Teleconferencing can be a useful tool. However, it can also make it easy to schedule endless meetings where 90% of the participants have nothing to do.

Unfortunately, it is often the case where these additional participants are obligated to be on the call for various reasons.

Proposal: Proxy meeting attendees

The basic idea is to hire a person to pretend to be you during the conference.

Obviously, there is a problem here, in that the proxy will not sound the same as you (unless you happen to sound exactly like a robot).

But it can still be arranged so that no one is the wiser. First, the theoretically-intended teleconference attendee must record a series of audio clips of them saying common things. For example:

  • “This is YOUR_NAME, I’m on the call.” Note: do not actually say the literal word “YOUR_NAME” or the gig will be up.
  • “I agree.”
  • “Great idea, boss.”
  • “Fantastic idea, boss.”
  • “That’s the best idea I’ve heard in a while, boss.”
  • “Ok.”
  • “Uh-huh.”
  • “Yep.”
  • “Yup.”
  • “Yeap.”
  • “Yerp.”
  • “Yarp.”

This set of audio clips is then hooked up to a soundboard (a keyboard—probably a virtual one—where each keypress plays a specific audio clip), which the proxy can use to respond to questions on your behalf. See Figure 1.

tele-buttons-great

Fig 1: Generally, most responses can be short and agreeable. The soundboard sample above contains only four of the possible dozens of things that the meeting attendance proxy can say.

There is one serious problem: it is unlikely, but the person who is being represented by the proxy may be asked a difficult question that the proxy has no way to reply to.

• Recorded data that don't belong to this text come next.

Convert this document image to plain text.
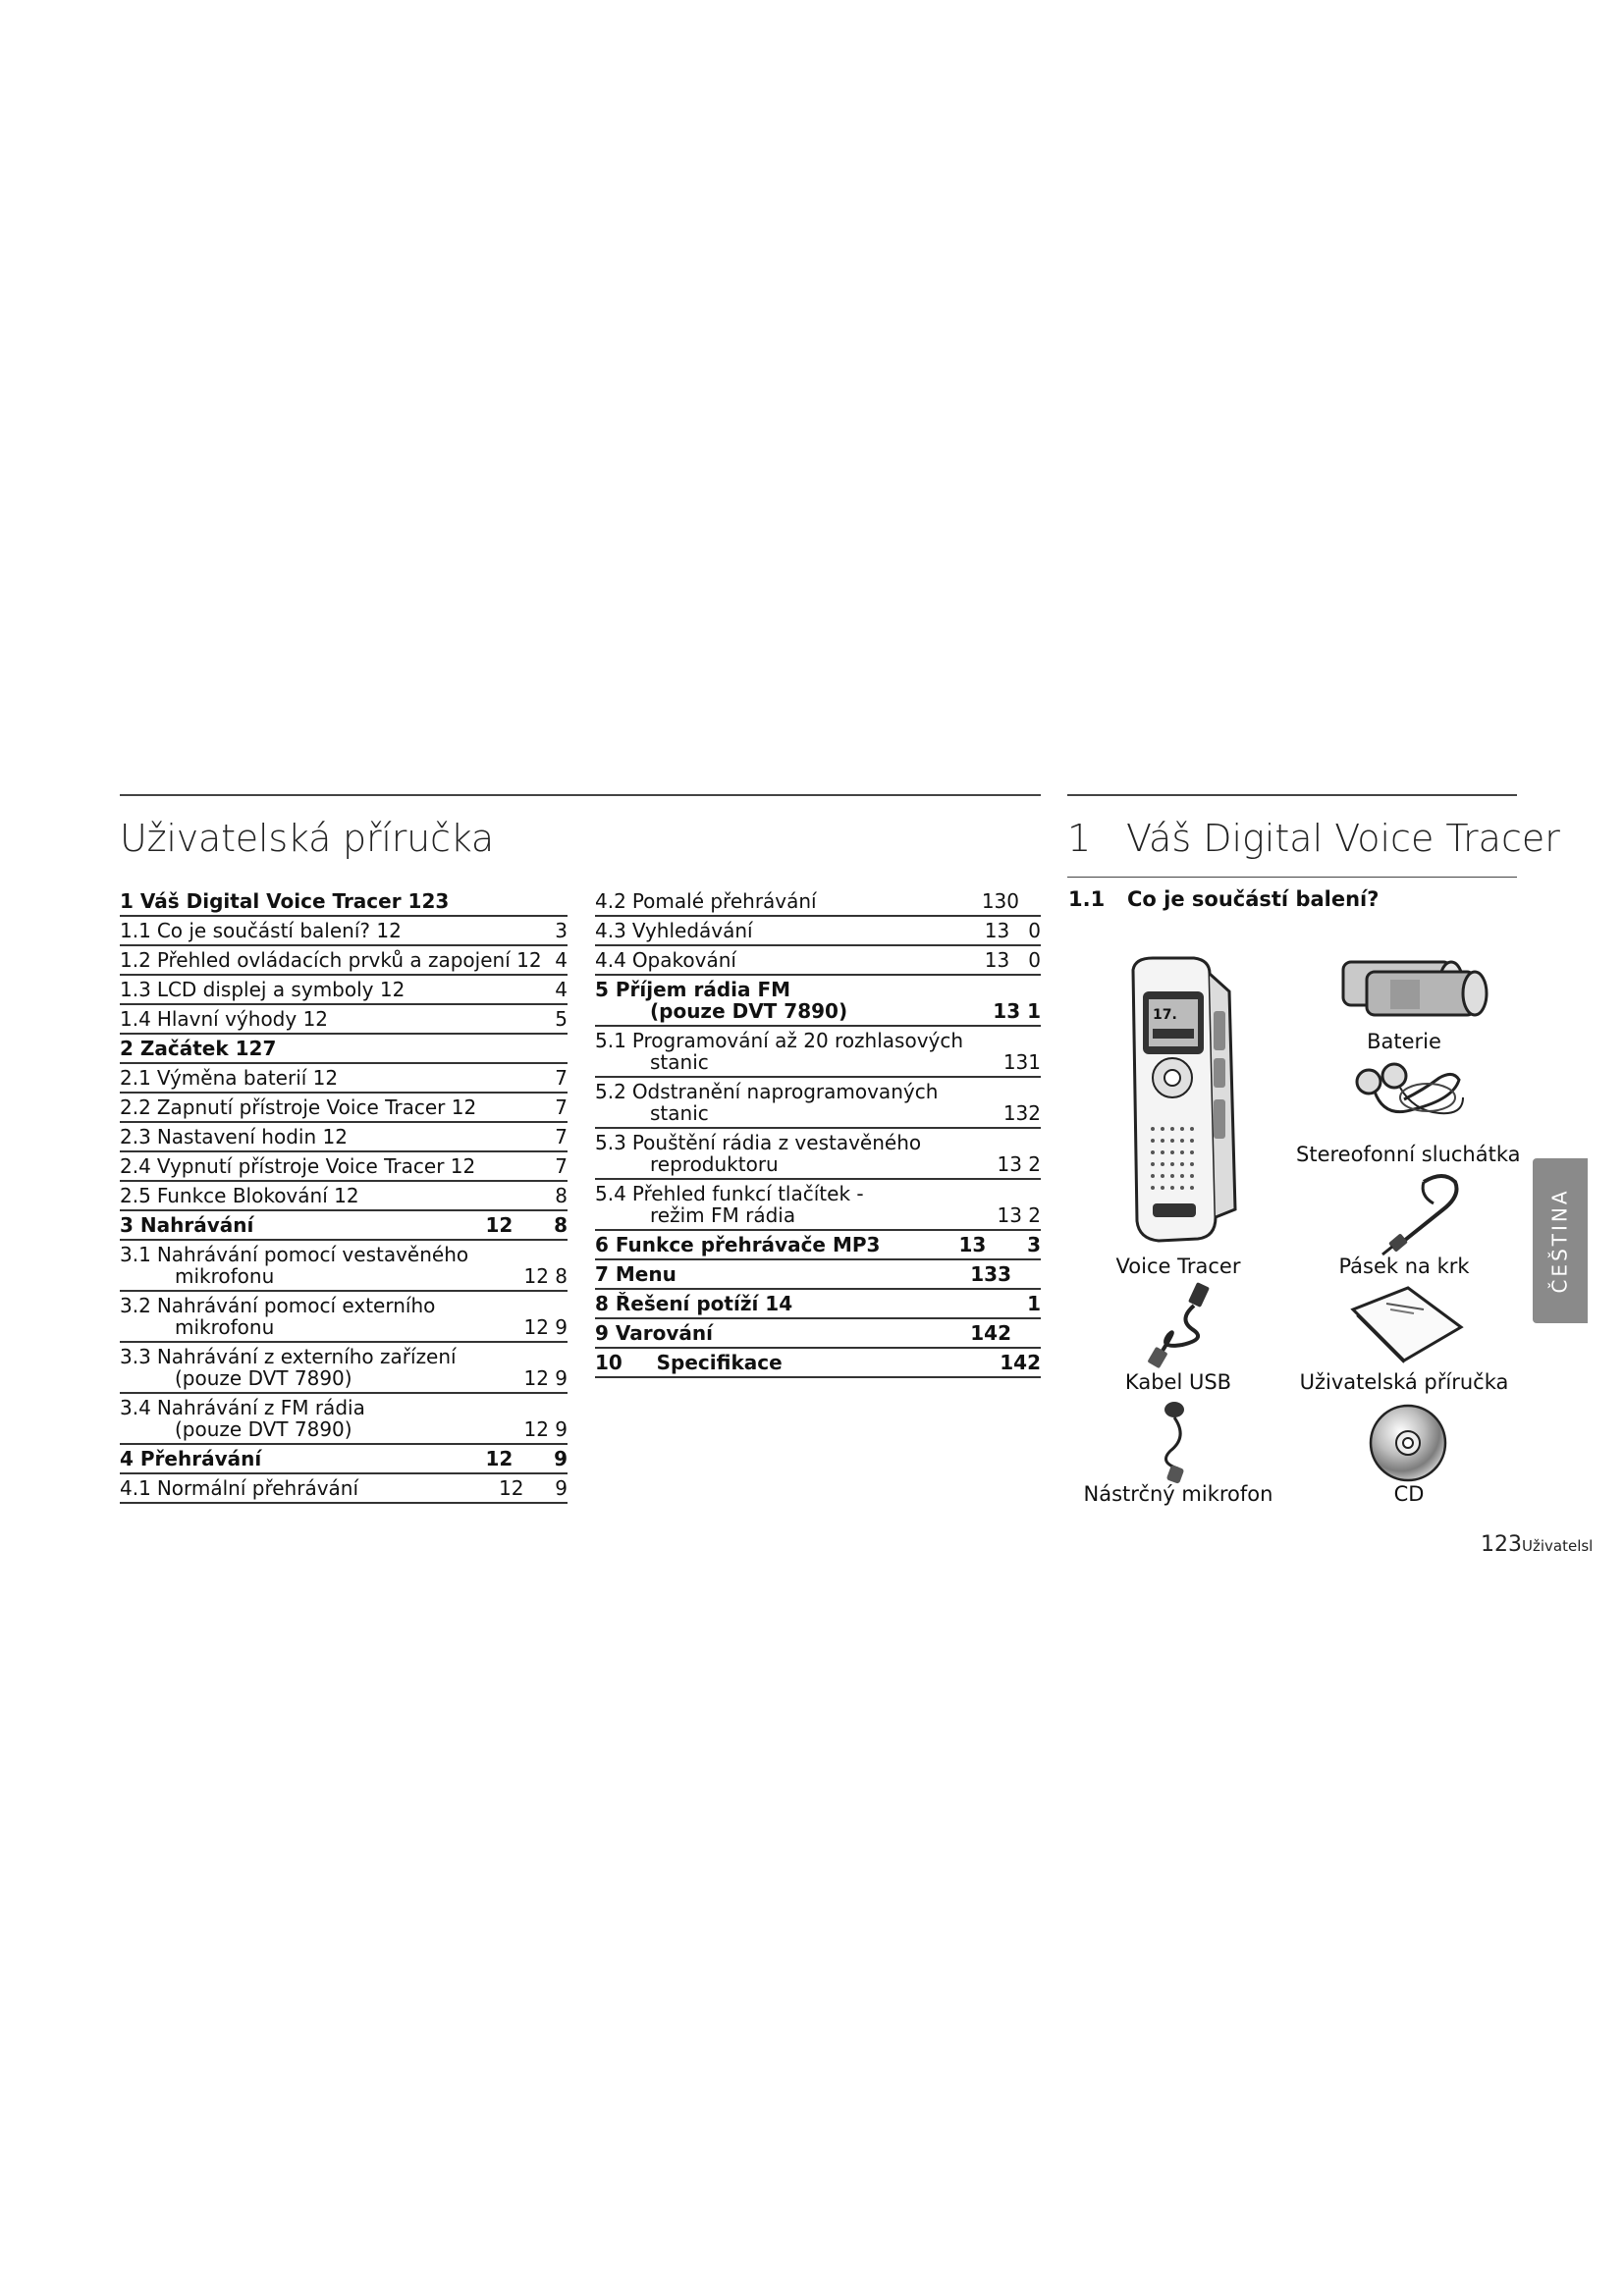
Uživatelská příručka	1 Váš Digital Voice Tracer
1 Váš Digital Voice Tracer 123
1.1 Co je součástí balení? 12	3
1.2 Přehled ovládacích prvků a zapojení 12 4
1.3 LCD displej a symboly 12	4
1.4 Hlavní výhody 12	5
2 Začátek 127
2.1 Výměna baterií 12	7
2.2 Zapnutí přístroje Voice Tracer 12	7
2.3 Nastavení hodin 12	7
2.4 Vypnutí přístroje Voice Tracer 12	7
2.5 Funkce Blokování 12	8
3 Nahrávání	12      8
3.1 Nahrávání pomocí vestavěného
mikrofonu	12 8
3.2 Nahrávání pomocí externího
mikrofonu	12 9
3.3 Nahrávání z externího zařízení
(pouze DVT 7890)	12 9
3.4 Nahrávání z FM rádia
(pouze DVT 7890)	12 9
4 Přehrávání	12      9
4.1 Normální přehrávání	12     9
4.2 Pomalé přehrávání	130
4.3 Vyhledávání	13   0
4.4 Opakování	13   0
5 Příjem rádia FM
(pouze DVT 7890)	13 1
5.1 Programování až 20 rozhlasových
stanic	131
5.2 Odstranění naprogramovaných
stanic	132
5.3 Pouštění rádia z vestavěného
reproduktoru	13 2
5.4 Přehled funkcí tlačítek -
režim FM rádia	13 2
6 Funkce přehrávače MP3	13      3
7 Menu	133
8 Řešení potíží 14	1
9 Varování	142
10     Specifikace	142
1.1 Co je součástí balení?
17.
Voice Tracer
Baterie
Stereofonní sluchátka
Pásek na krk
Kabel USB	Uživatelská příručka
Nástrčný mikrofon	CD
ČEŠTINA
123Uživatelsl
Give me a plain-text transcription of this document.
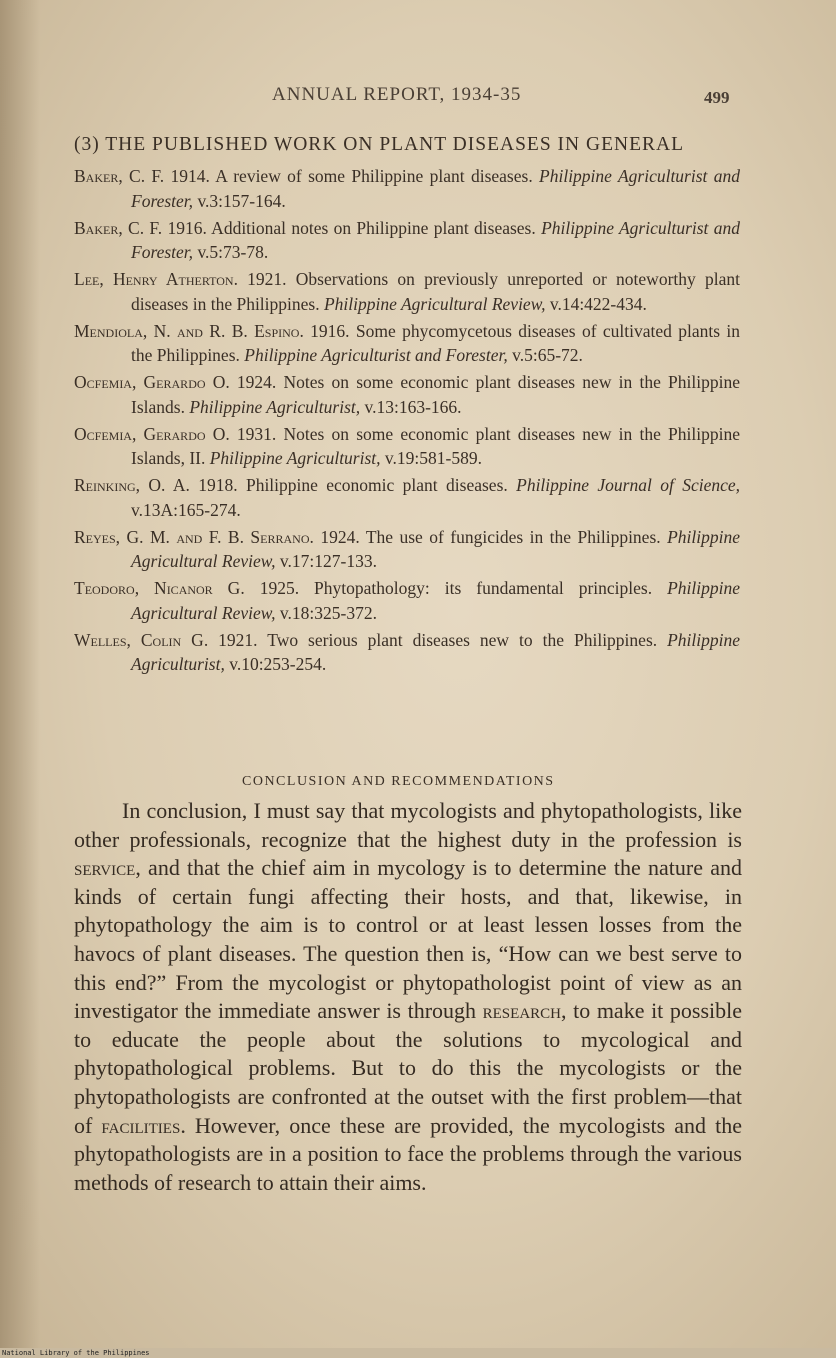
ANNUAL REPORT, 1934-35	499
(3) THE PUBLISHED WORK ON PLANT DISEASES IN GENERAL
Baker, C. F. 1914. A review of some Philippine plant diseases. Philippine Agriculturist and Forester, v.3:157-164.
Baker, C. F. 1916. Additional notes on Philippine plant diseases. Philippine Agriculturist and Forester, v.5:73-78.
Lee, Henry Atherton. 1921. Observations on previously unreported or noteworthy plant diseases in the Philippines. Philippine Agricultural Review, v.14:422-434.
Mendiola, N. and R. B. Espino. 1916. Some phycomycetous diseases of cultivated plants in the Philippines. Philippine Agriculturist and Forester, v.5:65-72.
Ocfemia, Gerardo O. 1924. Notes on some economic plant diseases new in the Philippine Islands. Philippine Agriculturist, v.13:163-166.
Ocfemia, Gerardo O. 1931. Notes on some economic plant diseases new in the Philippine Islands, II. Philippine Agriculturist, v.19:581-589.
Reinking, O. A. 1918. Philippine economic plant diseases. Philippine Journal of Science, v.13A:165-274.
Reyes, G. M. and F. B. Serrano. 1924. The use of fungicides in the Philippines. Philippine Agricultural Review, v.17:127-133.
Teodoro, Nicanor G. 1925. Phytopathology: its fundamental principles. Philippine Agricultural Review, v.18:325-372.
Welles, Colin G. 1921. Two serious plant diseases new to the Philippines. Philippine Agriculturist, v.10:253-254.
CONCLUSION AND RECOMMENDATIONS

In conclusion, I must say that mycologists and phytopathologists, like other professionals, recognize that the highest duty in the profession is service, and that the chief aim in mycology is to determine the nature and kinds of certain fungi affecting their hosts, and that, likewise, in phytopathology the aim is to control or at least lessen losses from the havocs of plant diseases. The question then is, “How can we best serve to this end?” From the mycologist or phytopathologist point of view as an investigator the immediate answer is through research, to make it possible to educate the people about the solutions to mycological and phytopathological problems. But to do this the mycologists or the phytopathologists are confronted at the outset with the first problem—that of facilities. However, once these are provided, the mycologists and the phytopathologists are in a position to face the problems through the various methods of research to attain their aims.

National Library of the Philippines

To solve this situation, we will add a “panic button” to the soundboard. This button will play a prerecorded message indicating that there is an emergency situation requiring disconnection from the conference call.

The proxy will then notify the actual attendee (who is presumably on standby for just such a situation). Then the actual attendee can call right back in and answer the question correctly.

tele-buttons-question

Fig 2: If there’s some question that your teleconference-proxy can’t field, the proxy will press the panic button (labeled with a “?”) to disconnect with a pre-recorded socially-appropriate message (“Oh, I’m losing my connection.” “Dang, a crocodile is chewing on my leg.” etc…).

Conclusion:

This is a great idea that will improve the lives of both the office workers in question and the call-center employees who will work as proxies.

PROS: This proposal could save over a billion hours of meeting time every year, allowing office workers to view over 100 billion additional cat videos per year, and possibly contributing to the GDP due to the increased ad revenue on those cat videos.

CONS: Results not guaranteed. May result in job loss.